News

Largest Pro-Life Group Boots Ohio Affiliate for Opposing Same-Sex Marriage

Groups disagree: Is Sen. Rob Portman, first pro-life politician to turn pro-gay, now friend or foe?

Christianity Today August 14, 2013

America's oldest and largest pro-life group continues to have trouble with its Ohio affiliates.

The National Right to Life Committee (NRLC) has severed ties with an Ohio affiliate, Cleveland Right to Life (CRTL), after the Cleveland group added "support for traditional marriage and the family to its Mission Statement." NRLC also cited CRTL's recent criticism of Ohio Sen. Rob Portman—who has a strong pro-life record—after he became the first Republican senator to break ranks and publicly support same-sex marriage.

NRLC president Carol Tobias informed CRTL leaders of the decision in a letter (published by CRTL) which stated:

Recently, Cleveland Right to Life announced that it has embraced an advocacy agenda that includes issues beyond the right to life. Moreover, it promptly issued public criticisms of and implicit political threats against a U.S. Senator who has supported the right-to-life position on every vote that has come before the Senate, and who is a sponsor of major NRLC-backed bills—because the chapter disagrees with his position on a non-right-to-life issue. By these actions, Cleveland Right to Life has violated National Right to Life policy, causing the chapter to disaffiliate itself from NRLC.
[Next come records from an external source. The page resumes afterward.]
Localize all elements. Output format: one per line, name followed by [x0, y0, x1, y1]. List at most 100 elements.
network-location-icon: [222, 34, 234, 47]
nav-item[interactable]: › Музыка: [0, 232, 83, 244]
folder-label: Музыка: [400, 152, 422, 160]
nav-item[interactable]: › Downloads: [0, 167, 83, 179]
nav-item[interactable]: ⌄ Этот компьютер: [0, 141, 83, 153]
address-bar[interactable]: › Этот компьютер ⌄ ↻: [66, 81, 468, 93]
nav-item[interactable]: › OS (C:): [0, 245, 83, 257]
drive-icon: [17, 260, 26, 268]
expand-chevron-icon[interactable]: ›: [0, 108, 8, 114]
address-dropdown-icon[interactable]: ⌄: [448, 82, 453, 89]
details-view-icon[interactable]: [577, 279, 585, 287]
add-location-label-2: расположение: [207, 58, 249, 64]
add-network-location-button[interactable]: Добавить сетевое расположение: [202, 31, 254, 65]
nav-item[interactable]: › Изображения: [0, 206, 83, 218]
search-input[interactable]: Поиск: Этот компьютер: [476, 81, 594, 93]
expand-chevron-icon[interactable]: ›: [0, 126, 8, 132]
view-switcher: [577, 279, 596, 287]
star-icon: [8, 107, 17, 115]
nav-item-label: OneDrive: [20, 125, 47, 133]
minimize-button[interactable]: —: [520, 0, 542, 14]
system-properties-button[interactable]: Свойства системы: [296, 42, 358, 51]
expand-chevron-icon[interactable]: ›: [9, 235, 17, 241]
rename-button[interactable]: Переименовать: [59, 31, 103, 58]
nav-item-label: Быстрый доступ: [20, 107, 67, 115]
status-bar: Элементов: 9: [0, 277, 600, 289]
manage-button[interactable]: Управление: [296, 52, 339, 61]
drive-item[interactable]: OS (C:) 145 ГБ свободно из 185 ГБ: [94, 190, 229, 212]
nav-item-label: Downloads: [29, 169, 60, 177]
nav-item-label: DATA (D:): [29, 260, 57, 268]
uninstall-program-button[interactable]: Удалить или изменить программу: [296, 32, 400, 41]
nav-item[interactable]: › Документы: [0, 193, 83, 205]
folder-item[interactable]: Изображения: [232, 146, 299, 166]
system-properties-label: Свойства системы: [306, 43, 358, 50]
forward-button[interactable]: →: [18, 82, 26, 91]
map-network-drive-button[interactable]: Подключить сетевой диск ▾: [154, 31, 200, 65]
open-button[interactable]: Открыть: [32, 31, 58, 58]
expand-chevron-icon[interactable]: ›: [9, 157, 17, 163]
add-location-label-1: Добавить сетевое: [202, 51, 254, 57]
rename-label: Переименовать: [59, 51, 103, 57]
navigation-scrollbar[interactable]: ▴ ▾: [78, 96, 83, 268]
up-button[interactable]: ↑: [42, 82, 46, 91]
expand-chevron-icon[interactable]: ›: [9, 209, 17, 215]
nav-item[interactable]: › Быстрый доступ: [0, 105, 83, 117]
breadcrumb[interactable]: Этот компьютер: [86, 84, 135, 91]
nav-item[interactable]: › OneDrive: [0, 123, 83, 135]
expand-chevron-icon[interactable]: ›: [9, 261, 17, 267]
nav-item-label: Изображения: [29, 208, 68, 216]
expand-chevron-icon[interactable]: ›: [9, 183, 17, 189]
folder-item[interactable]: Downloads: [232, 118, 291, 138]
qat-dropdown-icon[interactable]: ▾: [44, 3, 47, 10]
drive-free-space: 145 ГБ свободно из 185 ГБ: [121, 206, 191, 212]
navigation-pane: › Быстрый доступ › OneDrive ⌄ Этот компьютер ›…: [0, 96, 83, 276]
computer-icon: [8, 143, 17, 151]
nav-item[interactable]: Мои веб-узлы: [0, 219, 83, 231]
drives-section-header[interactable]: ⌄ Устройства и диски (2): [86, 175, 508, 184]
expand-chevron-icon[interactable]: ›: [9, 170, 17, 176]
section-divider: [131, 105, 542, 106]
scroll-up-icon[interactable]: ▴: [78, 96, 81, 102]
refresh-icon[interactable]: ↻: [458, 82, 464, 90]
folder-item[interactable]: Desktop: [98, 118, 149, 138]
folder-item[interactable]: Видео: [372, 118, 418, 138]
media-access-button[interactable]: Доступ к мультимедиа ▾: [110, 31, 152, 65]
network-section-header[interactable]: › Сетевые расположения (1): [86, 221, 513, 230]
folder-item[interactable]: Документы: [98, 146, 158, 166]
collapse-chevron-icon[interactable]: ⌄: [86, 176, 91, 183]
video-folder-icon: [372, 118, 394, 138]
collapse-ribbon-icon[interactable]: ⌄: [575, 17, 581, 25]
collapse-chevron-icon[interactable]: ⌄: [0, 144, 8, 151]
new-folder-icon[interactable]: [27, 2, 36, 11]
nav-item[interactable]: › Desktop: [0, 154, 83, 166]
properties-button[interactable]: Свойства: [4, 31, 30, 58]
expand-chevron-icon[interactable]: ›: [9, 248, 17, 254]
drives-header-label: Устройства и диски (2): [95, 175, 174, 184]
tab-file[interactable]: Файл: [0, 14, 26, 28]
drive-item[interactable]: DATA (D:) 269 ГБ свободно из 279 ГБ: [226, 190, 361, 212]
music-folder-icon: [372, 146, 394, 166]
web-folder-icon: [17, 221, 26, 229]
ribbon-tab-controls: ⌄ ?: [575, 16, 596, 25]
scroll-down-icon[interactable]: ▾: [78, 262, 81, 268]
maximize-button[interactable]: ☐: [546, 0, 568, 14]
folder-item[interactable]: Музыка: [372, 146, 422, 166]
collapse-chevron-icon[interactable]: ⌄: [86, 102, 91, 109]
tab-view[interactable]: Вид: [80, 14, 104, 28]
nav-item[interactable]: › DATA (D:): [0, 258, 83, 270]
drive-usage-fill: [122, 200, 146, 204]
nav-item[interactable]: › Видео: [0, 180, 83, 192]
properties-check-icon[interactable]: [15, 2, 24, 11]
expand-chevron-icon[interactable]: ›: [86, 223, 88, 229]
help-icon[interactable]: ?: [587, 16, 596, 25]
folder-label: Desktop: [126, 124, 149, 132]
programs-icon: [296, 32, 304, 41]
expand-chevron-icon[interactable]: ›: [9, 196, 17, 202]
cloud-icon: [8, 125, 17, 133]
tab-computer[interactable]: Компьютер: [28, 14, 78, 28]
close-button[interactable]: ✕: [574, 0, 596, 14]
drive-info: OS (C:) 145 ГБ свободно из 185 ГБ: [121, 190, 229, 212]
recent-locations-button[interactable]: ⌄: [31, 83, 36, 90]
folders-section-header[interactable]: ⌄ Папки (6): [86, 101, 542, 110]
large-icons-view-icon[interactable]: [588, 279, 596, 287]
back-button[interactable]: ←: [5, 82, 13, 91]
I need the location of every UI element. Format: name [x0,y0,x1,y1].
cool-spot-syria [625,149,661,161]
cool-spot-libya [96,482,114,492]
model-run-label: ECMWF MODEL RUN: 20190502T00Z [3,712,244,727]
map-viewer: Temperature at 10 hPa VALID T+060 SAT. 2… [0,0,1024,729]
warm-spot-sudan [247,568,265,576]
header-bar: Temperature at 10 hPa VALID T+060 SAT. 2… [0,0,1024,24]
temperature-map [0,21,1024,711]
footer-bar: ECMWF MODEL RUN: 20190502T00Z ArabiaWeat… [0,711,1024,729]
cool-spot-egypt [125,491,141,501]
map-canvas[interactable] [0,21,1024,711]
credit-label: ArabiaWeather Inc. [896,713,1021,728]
CTRL updated its mission statement in June to include the following sentence: "So as to foster a culture of life we promote and defend the right to life of all innocent human beings and reject such practices as abortion, euthanasia, infanticide, and same-sex marriage that are contrary to 'the Laws of Nature and of Nature's God.'" But NRLC says the inclusion of "same-sex marriage" expands the organization's platform beyond pro-life issues and, as such, violates policy.

"The success the right-to-life movement has experienced over the past 40 years has depended on maintaining our single-issue focus on life," Tobias told World News Service.

CRTL director Molly Smith, to whom Tobias's letter was addressed, told local media that the move didn't make a lot of sense—unless it was done in collusion with Sen. Portman. "Why they would do it, except that they are getting pressured from Sen. Portman, is the only thing that we can surmise," she told Cleveland's Sun News.

In any case, NRLC's disaffiliation hasn't left CRTL out to dry. According to a statement yesterday, CRTL will continue working with other state and local organization chapters. In addition, CRTL says it "has received an outpouring of support from its local members, other regional and national right-to-life organizations, and pro-life individuals from around the country. … In less than five days, over $15,000 in new donations were received from generous donors across the U.S."

This isn't the first time Ohio and its Right to Life chapters been in the spotlight over pro-life tensions. In 2011, CT noted how Ohio's "heartbeat bill"—which aimed to ban abortions in the state once a fetal heartbeat was detectable—caused six county chapters of Ohio Right to Life, including the state's oldest and largest chapter in Cincinnati, to withdraw their membership from NRLC because of the organization's opposition to the bill; NRLC remained neutral on it.